Cuantos ojos miran y remiran, cuantas manos apedrean, cuantos otros no hacen nada, después el sepulcro negro marcha con nuestras calaveras blancas de miedo, negras de pena. Gritan y lloran, maldicen, todos los que apedrearon, en lo más íntimo, cada uno de los más de diez millones de bolivianos, miran sus manos llenas de sangre, cierran sus ojos para no seguir viendo la matanza en la que todos hemos participado.
De que valen los diezmos en las casas de Dios, si en las plazas se desgarran de frío, los niños y mujeres de los ayllus potosinos, de que valen los rezos y los cercos, si el alcohol esta corrompiendo el alma de los ayllus, en cada ciudad de esta patria que no llora, que no mira a su próximo prójimo.
Ni siquiera la limosna, es ya suficiente para lavar nuestras conciencias, pobre limosna, pobre, ensucia más el alma. Los locos gritan y regritan a nuestras almas y obedecemos la ley del fariseo, ellos esgrimen la ley y para salvarnos prontos y prestos vamos y apedreamos, caiga en nosotros ésta sangre.
Vemos la crónica roja, blanca o amarilla, de niños calentados del frío en la terminal de buses, pasamos y repasamos, tienen sus ropas las que desechamos mugrientas y no los reconocemos porque los vestimos de nuestra podredumbre, atrás quedaron las monteras y los calzones negros y blancos, las chaquetas y el lucho bordado por manos de hombre, atrás sus glorias guerreras.
En sus aldeas mueren sus ideas con letras impuestas, mueren sus cantos con música de radio, mueren ellos de hambre y frío, mueren sus achachilas y la cruz por el dios dinero, mueren a bala por el crimen, mueren apaleados por el ladrón de corbata, por el ladrón de a pie, por el comerciante, mueren, mueren y con ellos también morimos.

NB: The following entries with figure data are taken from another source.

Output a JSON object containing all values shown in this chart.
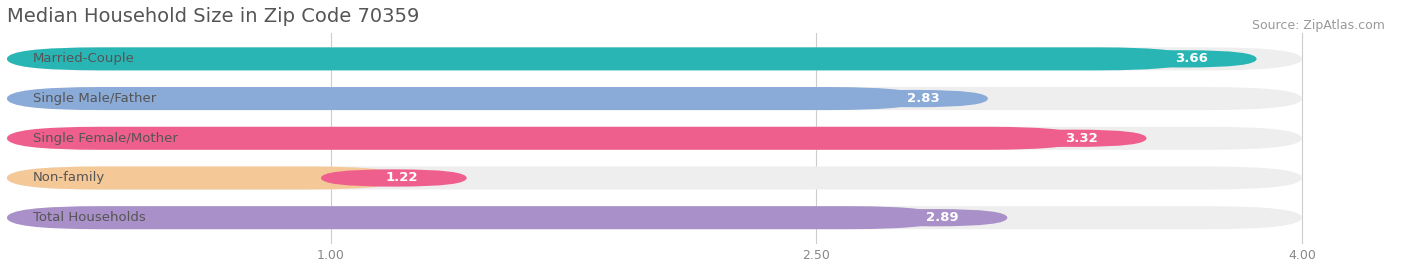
{
  "title": "Median Household Size in Zip Code 70359",
  "source": "Source: ZipAtlas.com",
  "categories": [
    "Married-Couple",
    "Single Male/Father",
    "Single Female/Mother",
    "Non-family",
    "Total Households"
  ],
  "values": [
    3.66,
    2.83,
    3.32,
    1.22,
    2.89
  ],
  "bar_colors": [
    "#2ab5b5",
    "#8aaad8",
    "#ef5f8e",
    "#f5c897",
    "#a990c8"
  ],
  "bar_bg_colors": [
    "#eeeeee",
    "#eeeeee",
    "#eeeeee",
    "#eeeeee",
    "#eeeeee"
  ],
  "value_bg_colors": [
    "#2ab5b5",
    "#8aaad8",
    "#ef5f8e",
    "#ef5f8e",
    "#a990c8"
  ],
  "xlim": [
    0.0,
    4.3
  ],
  "xmin": 0.0,
  "xmax": 4.0,
  "xticks": [
    1.0,
    2.5,
    4.0
  ],
  "value_label_color": "#ffffff",
  "title_color": "#555555",
  "title_fontsize": 14,
  "source_fontsize": 9,
  "label_fontsize": 9.5,
  "bar_height": 0.58,
  "fig_bg": "#ffffff"
}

La ira se acumula y cuando mascullan su pena, siembran iras y vientos, adentro de su alma, muy adentro, pero es tan poco ésta ira que cuando el sol sale para el tinku se disipa, vuelve con el alcohol y el espejito que la limosna les regala, la ira es también un río que alimentamos cada uno de nosotros, en nosotros y en otros. Una guerra de siglos y siglos, guerra unas veces veladas otras abiertas y sangrantes, han muerto rostros morenos y blancos, como son blancos y morenos los rostros de éstos confederados de pueblos guerreros, son nuestros rostros y carcomen nuestras calaveras la sal de nuestras lágrimas.
El látigo fluirá implacable, la ley grita apedrear, y apedrearemos, cada cual a su modo y no bastará limosna alguna que lave nuestra conciencia.
¿Qué haremos?, ¿Qué haremos?. Nos miramos y remiramos como en un principio. Cuando vayan los uniformes de la ley, cuando vayan las levitas doctas, cuando vayan los ataviados de la moda del aguayo y bayeta, empezaremos por ver en justicia todo lo ocurre, en las siete muertes cruentas, los cuatro muertos, muertos diez y mil veces muertos, en las incontables muertes de niños y ancianos que tienen y no se ven. Levantemos su justicia, nuestra justicia, hagamos que los doctos bajen y vean lo docto de la justicia comunitaria, que puedan los ayllus penar sobre lo que han hecho, y penemos sobre lo que hemos hecho y la libertad gritará bendiciones y la muerte verterá su llanto cuando las calaveras nuestras recuperen sus pieles y atavíos.